Uit deze nadere contractanalyse ontstaat het beeld dat een ­analyse op basis van daadwerkelijke prijzen de omzet van gefuseerde ziekenhuizen eerder onder- dan overschat. De verhouding tussen het uitbetaalde bedrag en de gedeclareerde omzet bestendigt dit beeld. Gefuseerde ziekenhuizen krijgen 97 procent van het gedeclareerde bedrag, niet-gefuseerde ziekenhuizen 95 procent. Dit verschil komt vooral omdat de gefuseerde ziekenhuizen bij aanneemsomcontracten gemiddeld genomen een effectieve prijsverhoging hebben weten te realiseren waar de niet-gefuseerde ziekenhuizen te maken hebben met effectieve prijsverlagingen.

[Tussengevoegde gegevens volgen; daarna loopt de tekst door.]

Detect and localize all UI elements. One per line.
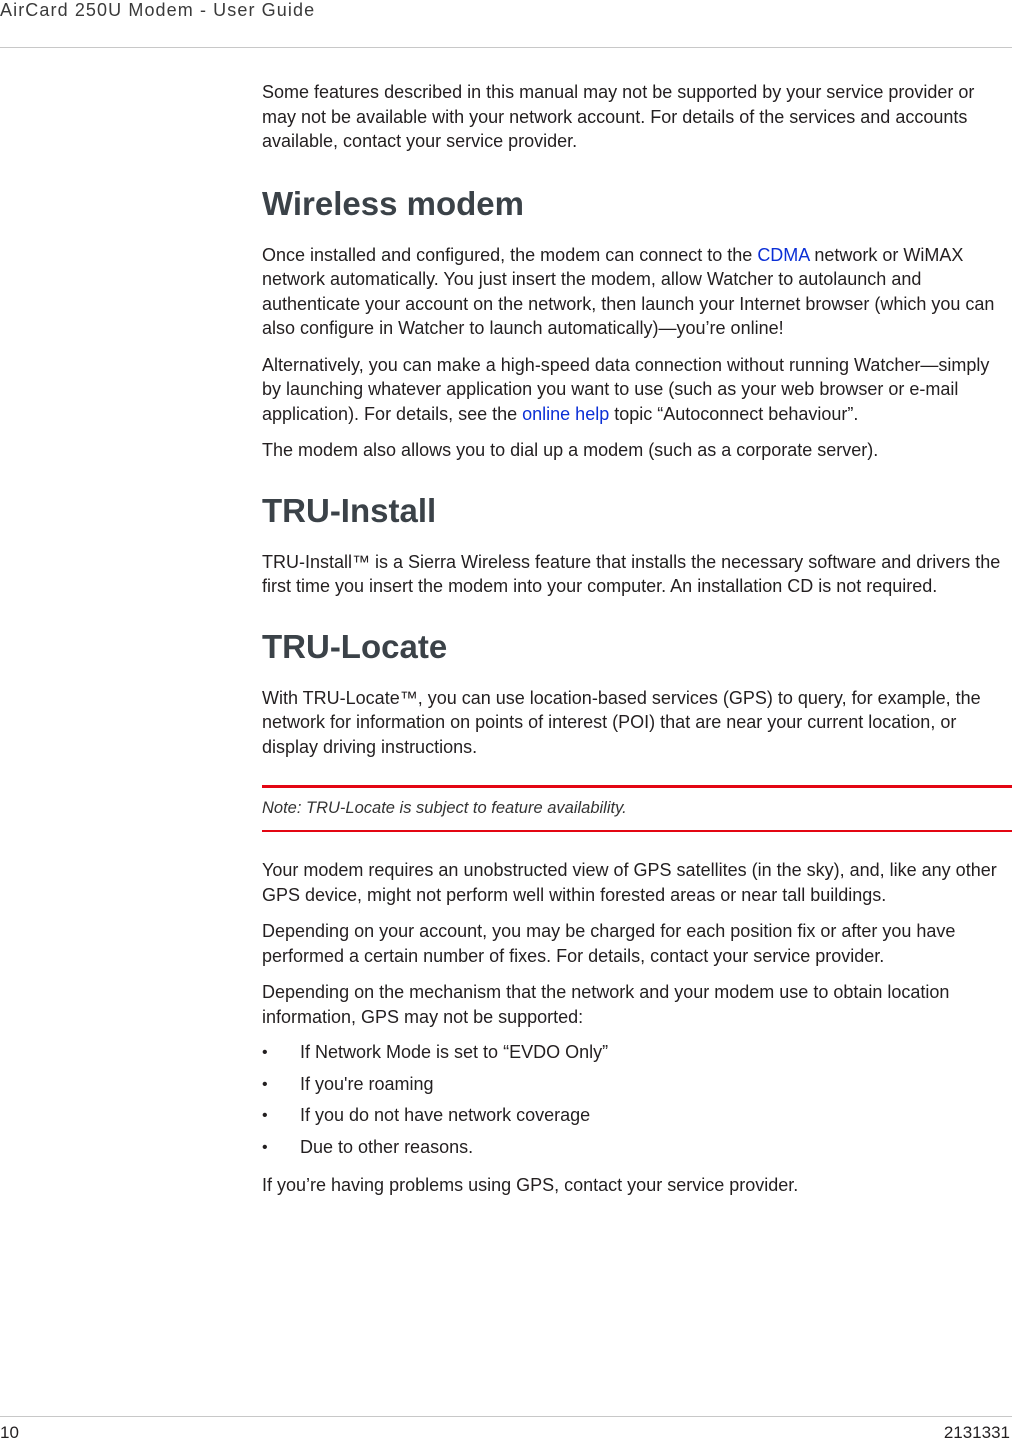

De keuze voor een contracttype hangt mogelijk ook samen met de marktmacht van de partijen. Dat de gefuseerde ziekenhuizen in 2013 vaker een voor hen gunstig contracttype (open-einde- en aanneemsomcontracten) weten af te sluiten kan samenhangen met hun marktmacht. De gepresenteerde resultaten lijken hierdoor eerder ­conservatieve schattingen te zijn. De in ACM (2017b) getrokken conclusies blijven dus staan.

Literatuur

ACM (2017a) Prijs- en volume-effecten van ziekenhuisfusies 2007–2014. ACM, 5 december.

ACM (2017b) Toelichting: Verscherpte aandacht voor concurrentierisico’s ziekenhuisfusies. ACM, 5 december

Broeke, G.G.J. ten, en A.A.H.M. Gommers (2018) Ziekenhuisfusies zijn ook gewoon fusies. ESB, 103(4766), 447-449.